Judiciary needs some tips on functioning of the capital market
Apr 9, 2007
Over the last decade, one of the biggest challenges of securities regulators has been to sensitise the judiciary to the nuances of capital market regulation. We have seen strange judicial orders from appellate tribunals, the higher judiciary, and sometimes even the capital market regulator. The Securities Appellate Tribunal (SAT) had even taken upon itself to decide whether the stigma for wrongdoing should attach to a person indicted for insider trading. There have been innumerable cases where SAT has slashed monetary penalties to meaninglessness without understanding that punitive financial damages are the only real deterrent to financial crime.
And there have been cases when the Securities and Exchange Board of India (Sebi) thoughtlessly ordered the suspension of Depository Participants (DPs) without worrying about the enormous cost and hardship to investors to switch DP accounts — Sebi did not even think it was its job to facilitate the process. The most recent of such orders comes from the Bureau of Industrial and Financial Reconstruction (BIFR), which provided sweeping freedom for the shares of Dunlop India to be listed. What is worse, BIFR actually ordered Sebi as well as every market intermediary with a regulatory function to facilitate the listing without question, giving a go by to disclosure rules and processes that form the basis of a functioning capital market and proper investor protection.
Consider this: BIFR has allowed the company to make a rights issue of Rs 27 crore in the ratio of six shares for every 10 held, without bothering to seek shareholder approval in a general body meeting. The order permits Dunlop to issue 2.7 crore additional shares and also to enhance its authorised capital to Rs 75 crore from Rs 70 crore. It ‘directs’ stock exchanges of Mumbai, Kolkata, Delhi and Chennai to lift the suspension on trading of Dunlop shares immediately (without going into the basis of their suspension since 2003). It also directs the National Securities Depository Limited (NSDL) and Central Depository Services Limited (CDSL) to allot an international securities identification number (ISIN) for the company’s entire share capital to enable trading of the newly allotted shares also in dematerialised form.
Armed with the BIFR orders, Dunlop has gone ahead and announced plans to open its rights issue without reference to the market regulator or intimation to the stock exchanges on which the shares will be listed. Many investors say that they have not even received intimation of the Rights Offer, which opened for subscription on 2 April and was set to close on 6 April, which is a bank holiday. Clearly, the company’s new management headed by Pawan Kumar Ruia does not really want existing shareholders to infuse funds for its revival. But since the new shares are being issued at par, the company has a good chance of revival and a well-known brand name, the rights offer is probably attractive to many investors. Why then should the BIFR exempt it from all listing processes?
Meanwhile, Sebi has responded to the investor complaint and asked Dunlop to “consider” extending its offer period by at least 15 days, in order to give shareholders a chance to participate in the issue. We also learn that the regulator plans to file an appeal against the BIFR order. If the order is not stayed, will Dunlop be able to bypass stock exchange and depository rules? Indeed it will; except that bourses and depositories may go-slow on listing processes in order to give the regulator a chance to file an appeal.
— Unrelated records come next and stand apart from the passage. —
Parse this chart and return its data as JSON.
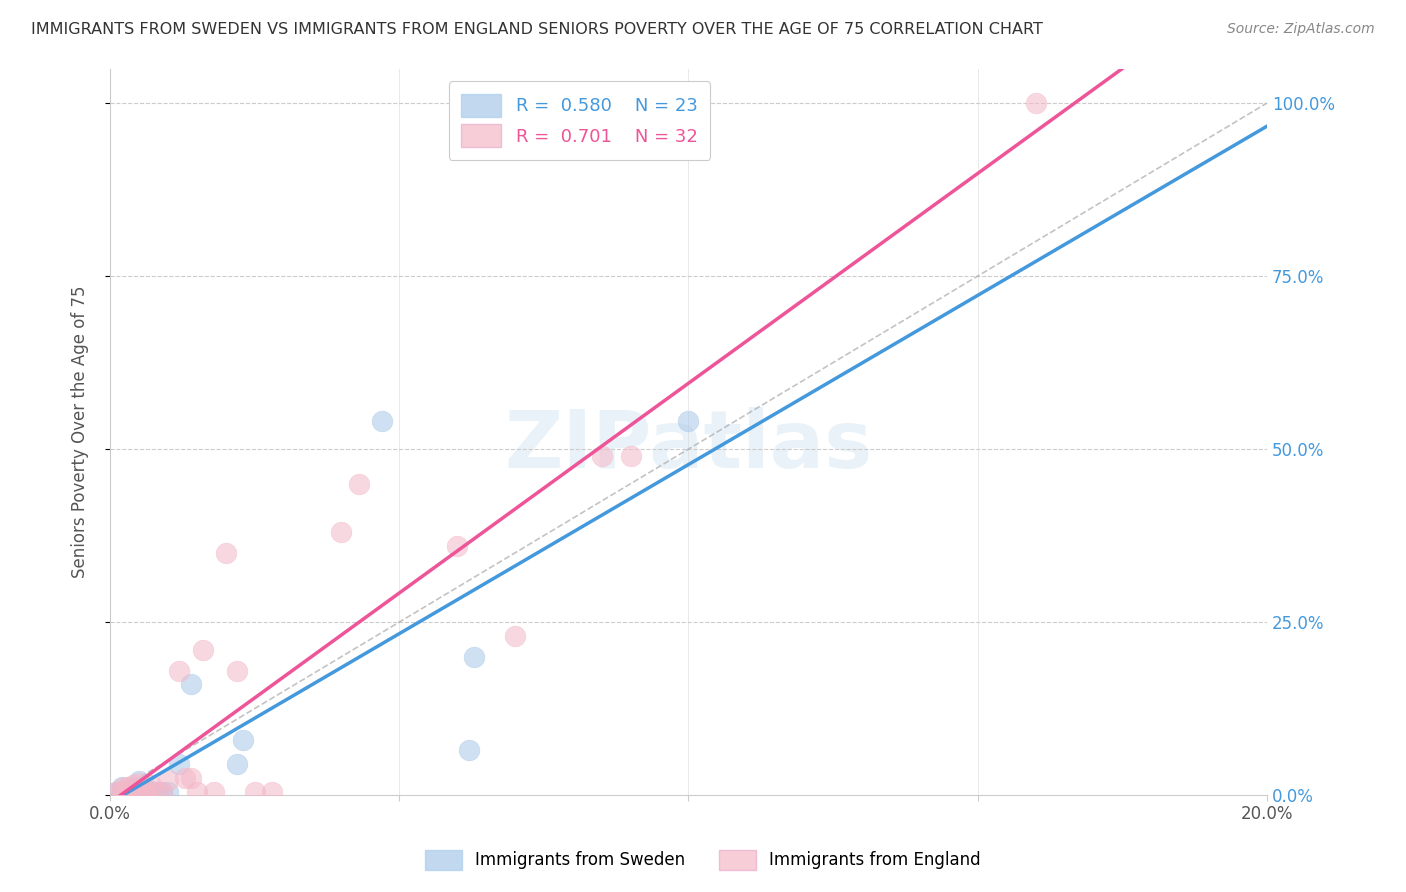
{
  "title": "IMMIGRANTS FROM SWEDEN VS IMMIGRANTS FROM ENGLAND SENIORS POVERTY OVER THE AGE OF 75 CORRELATION CHART",
  "source": "Source: ZipAtlas.com",
  "ylabel": "Seniors Poverty Over the Age of 75",
  "sweden_R": 0.58,
  "sweden_N": 23,
  "england_R": 0.701,
  "england_N": 32,
  "xlim": [
    0.0,
    0.2
  ],
  "ylim": [
    0.0,
    1.05
  ],
  "sweden_color": "#a8c8e8",
  "england_color": "#f4b8c8",
  "sweden_line_color": "#4499dd",
  "england_line_color": "#ee5599",
  "diagonal_color": "#aaaaaa",
  "sweden_scatter": [
    [
      0.001,
      0.005
    ],
    [
      0.002,
      0.005
    ],
    [
      0.002,
      0.012
    ],
    [
      0.003,
      0.005
    ],
    [
      0.003,
      0.008
    ],
    [
      0.004,
      0.005
    ],
    [
      0.004,
      0.01
    ],
    [
      0.005,
      0.005
    ],
    [
      0.005,
      0.02
    ],
    [
      0.006,
      0.005
    ],
    [
      0.006,
      0.012
    ],
    [
      0.007,
      0.005
    ],
    [
      0.008,
      0.005
    ],
    [
      0.009,
      0.005
    ],
    [
      0.01,
      0.005
    ],
    [
      0.012,
      0.045
    ],
    [
      0.014,
      0.16
    ],
    [
      0.022,
      0.045
    ],
    [
      0.023,
      0.08
    ],
    [
      0.047,
      0.54
    ],
    [
      0.062,
      0.065
    ],
    [
      0.063,
      0.2
    ],
    [
      0.1,
      0.54
    ]
  ],
  "england_scatter": [
    [
      0.001,
      0.005
    ],
    [
      0.002,
      0.005
    ],
    [
      0.002,
      0.01
    ],
    [
      0.003,
      0.005
    ],
    [
      0.003,
      0.012
    ],
    [
      0.004,
      0.005
    ],
    [
      0.004,
      0.015
    ],
    [
      0.005,
      0.005
    ],
    [
      0.005,
      0.018
    ],
    [
      0.006,
      0.005
    ],
    [
      0.006,
      0.008
    ],
    [
      0.007,
      0.015
    ],
    [
      0.008,
      0.005
    ],
    [
      0.009,
      0.005
    ],
    [
      0.01,
      0.022
    ],
    [
      0.012,
      0.18
    ],
    [
      0.013,
      0.025
    ],
    [
      0.014,
      0.025
    ],
    [
      0.015,
      0.005
    ],
    [
      0.016,
      0.21
    ],
    [
      0.018,
      0.005
    ],
    [
      0.02,
      0.35
    ],
    [
      0.022,
      0.18
    ],
    [
      0.025,
      0.005
    ],
    [
      0.028,
      0.005
    ],
    [
      0.04,
      0.38
    ],
    [
      0.043,
      0.45
    ],
    [
      0.06,
      0.36
    ],
    [
      0.07,
      0.23
    ],
    [
      0.085,
      0.49
    ],
    [
      0.09,
      0.49
    ],
    [
      0.16,
      1.0
    ]
  ],
  "watermark": "ZIPatlas",
  "background_color": "#ffffff",
  "grid_color": "#cccccc",
  "title_fontsize": 11.5,
  "source_fontsize": 10,
  "legend_fontsize": 13,
  "ylabel_fontsize": 12,
  "tick_fontsize": 12,
  "right_tick_color": "#4499dd"
}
It is anybody’s guess which way this case will go and whether Dunlop will actually manage to cut through the rules with the help of a statutory order. But this is neither the first nor the last time that India’s judicial system will fail to understand the financial markets and issue orders based on the petition of only one section of the stakeholders.
For instance, a few years ago, C R Bhansali, whose financial conglomerate had collapsed like a pack of cards in the mid-1990s, had attempted to make a comeback through a similar court order. At that time, a Delhi court had ordered the Reserve Bank of India to waive its regulatory requirements to facilitate the revival of CRB. Naturally, this had the support of CRB’s many stakeholders since it was their only hope of getting their money back. The court issued its orders based on the support of these stakeholders without considering the damage to the financial system. RBI had filed an appeal against the order and, although one does not know what happened to the case, the CRB group has certainly not managed to resurrect itself.
The Haryana-based Vikas WSP is another notorious company that could be in line to follow the Dunlop route. The company has been severely indicted by the Company Law Board on several counts of mismanagement and worse, and its shares are delisted by the bourses since 2001. Yet, a large group of investors headed by a senior army officer (retired) is lobbying hard for its revival and re-listing since the company is making money and they are the only losers in the de-listing process.
The company makes edible gum used in ice creams and the commodity attracts suspiciously high trading volumes on India’s commodity futures bourses. In this case, investors’ anxiety is completely understandable; but is the re-listing of a company, with the same questionable family-owner management the answer? One of these days, this issue too could lead to another strange judicial order.